Nicage The author did a good balance between theory and practice. Beliaeva Limited preview — I also admire the style of writing: One of the best Quant books. Of particular importance in this discussion is the role of the Radon-Nikodym derivative, a concept that arises in measure theory, brrigo also the use of Bayes rule for conditional expectations. Sample text from the book prefacefeaturing a description by chapter.

Author:Dobei Kebar
Language:English (Spanish)
Published (Last):28 August 2015
PDF File Size:12.93 Mb
ePub File Size:3.73 Mb
Price:Free* [*Free Regsitration Required]

It perfectly combines mathematical depth, historical perspective and practical relevance. The fact that the authors combine a strong mathematical finance background with expert practice knowledge they both work in a bank contributes hugely to its format. I also admire the style of writing: at the same time concise and pedagogically fresh. The theory is interwoven with detailed numerical examples…For those who have a sufficiently strong mathematical background, this book is a must.

The book will most likely become … one of the standard references in the area. If you are looking for one reference on interest rate models then look no further as this text will provide you with excellent knowledge in theory and practice.

Especially, I would recommend this to students …. Overall, this is by far the best interest rate models book in the market. Its main goal is to construct some kind of bridge between theory and practice in this field.

From one side, the authors would like to help quantitative analysts and advanced traders handle interest-rate derivatives with a sound theoretical apparatus.


Interest Rate Models - Theory and Practice: With Smile, Inflation and Credit

The calibration discussion of the basic LIBOR market model has been enriched considerably, with an analysis of the impact of the swaptions interpolation technique and of the exogenous instantaneous correlation on the calibration outputs. A discussion of historical estimation of the instantaneous correlation matrix and of rank reduction has been added, and a LIBOR-model consistent swaption-volatility interpolation technique has been introduced. The old sections devoted to the smile issue in the LIBOR market model have been enlarged into a new chapter. New sections on local-volatility dynamics, and on stochastic volatility models have been added, with a thorough treatment of the recently developed uncertain-volatility approach.

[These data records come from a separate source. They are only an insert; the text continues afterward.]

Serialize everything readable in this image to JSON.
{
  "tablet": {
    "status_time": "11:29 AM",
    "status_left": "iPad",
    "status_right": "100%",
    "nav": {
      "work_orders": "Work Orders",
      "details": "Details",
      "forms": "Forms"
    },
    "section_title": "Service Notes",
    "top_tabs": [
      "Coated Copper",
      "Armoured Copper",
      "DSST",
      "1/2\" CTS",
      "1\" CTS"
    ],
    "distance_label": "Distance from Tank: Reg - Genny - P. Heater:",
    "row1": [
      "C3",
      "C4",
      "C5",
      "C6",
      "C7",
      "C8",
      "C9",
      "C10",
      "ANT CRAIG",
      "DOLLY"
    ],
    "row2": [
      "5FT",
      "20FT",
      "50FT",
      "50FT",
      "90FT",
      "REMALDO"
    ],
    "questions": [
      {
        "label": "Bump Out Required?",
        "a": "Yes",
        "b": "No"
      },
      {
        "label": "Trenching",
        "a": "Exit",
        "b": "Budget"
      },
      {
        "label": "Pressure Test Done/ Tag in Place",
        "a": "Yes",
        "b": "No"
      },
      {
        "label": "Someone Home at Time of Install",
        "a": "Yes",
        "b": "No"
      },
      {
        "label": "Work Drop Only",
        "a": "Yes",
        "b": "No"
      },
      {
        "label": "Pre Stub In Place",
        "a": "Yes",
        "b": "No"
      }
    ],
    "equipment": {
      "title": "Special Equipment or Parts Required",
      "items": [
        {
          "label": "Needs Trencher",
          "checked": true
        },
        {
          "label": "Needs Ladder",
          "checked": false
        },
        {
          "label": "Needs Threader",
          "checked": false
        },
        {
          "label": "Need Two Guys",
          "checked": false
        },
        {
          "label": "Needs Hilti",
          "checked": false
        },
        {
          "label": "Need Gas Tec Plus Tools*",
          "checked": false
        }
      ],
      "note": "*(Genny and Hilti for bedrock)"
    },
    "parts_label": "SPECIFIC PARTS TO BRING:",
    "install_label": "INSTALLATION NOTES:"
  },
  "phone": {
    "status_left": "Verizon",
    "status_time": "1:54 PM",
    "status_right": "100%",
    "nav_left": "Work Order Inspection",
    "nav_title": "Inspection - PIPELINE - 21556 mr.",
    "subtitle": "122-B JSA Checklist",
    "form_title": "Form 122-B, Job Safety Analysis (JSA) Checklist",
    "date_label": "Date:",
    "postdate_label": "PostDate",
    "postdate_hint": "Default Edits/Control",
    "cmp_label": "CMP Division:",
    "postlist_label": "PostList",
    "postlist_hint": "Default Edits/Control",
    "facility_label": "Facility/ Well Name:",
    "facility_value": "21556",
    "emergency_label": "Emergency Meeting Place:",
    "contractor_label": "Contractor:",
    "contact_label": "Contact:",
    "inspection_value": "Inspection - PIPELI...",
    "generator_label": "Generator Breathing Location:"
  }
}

Interest Rate Models Theory and Practice

Gojind The book is written very well, with calculation steps for the most part included in detail. The authors want to go beyond this model by searching for one that will reproduce any observed term structure of interest rates but that will preserve analytical tractability. The fast-growing interest for hybrid products has led to new chapters. The authors spend a fair amount of time explaining why these models are suitable for credit spreads. Interestingly, the authors devote a part of the book to the connection between interest rate models and credit derivatives, wherein they argue that credit derivatives are not only interesting in and of themselves, theroy that the tools used to model rae rate swaps can be interes to credit default swaps to a large degree. Since Credit Derivatives are increasingly fundamental, and since in the reduced-form modeling framework much of the technique involved is analogous to interest-rate modeling, Credit Derivatives — mostly Credit Default Swaps CDSCDS Options and Constant Maturity CDS — are discussed, building on the basic short rate-models and market models introduced earlier pdactice the default-free market. Since it is a monograph, there are no exercises, but readers will find ample opportunities to fill in some of interfst calculations or speculate on some hheory the many questions that the authors list in the beginning to motivate the book.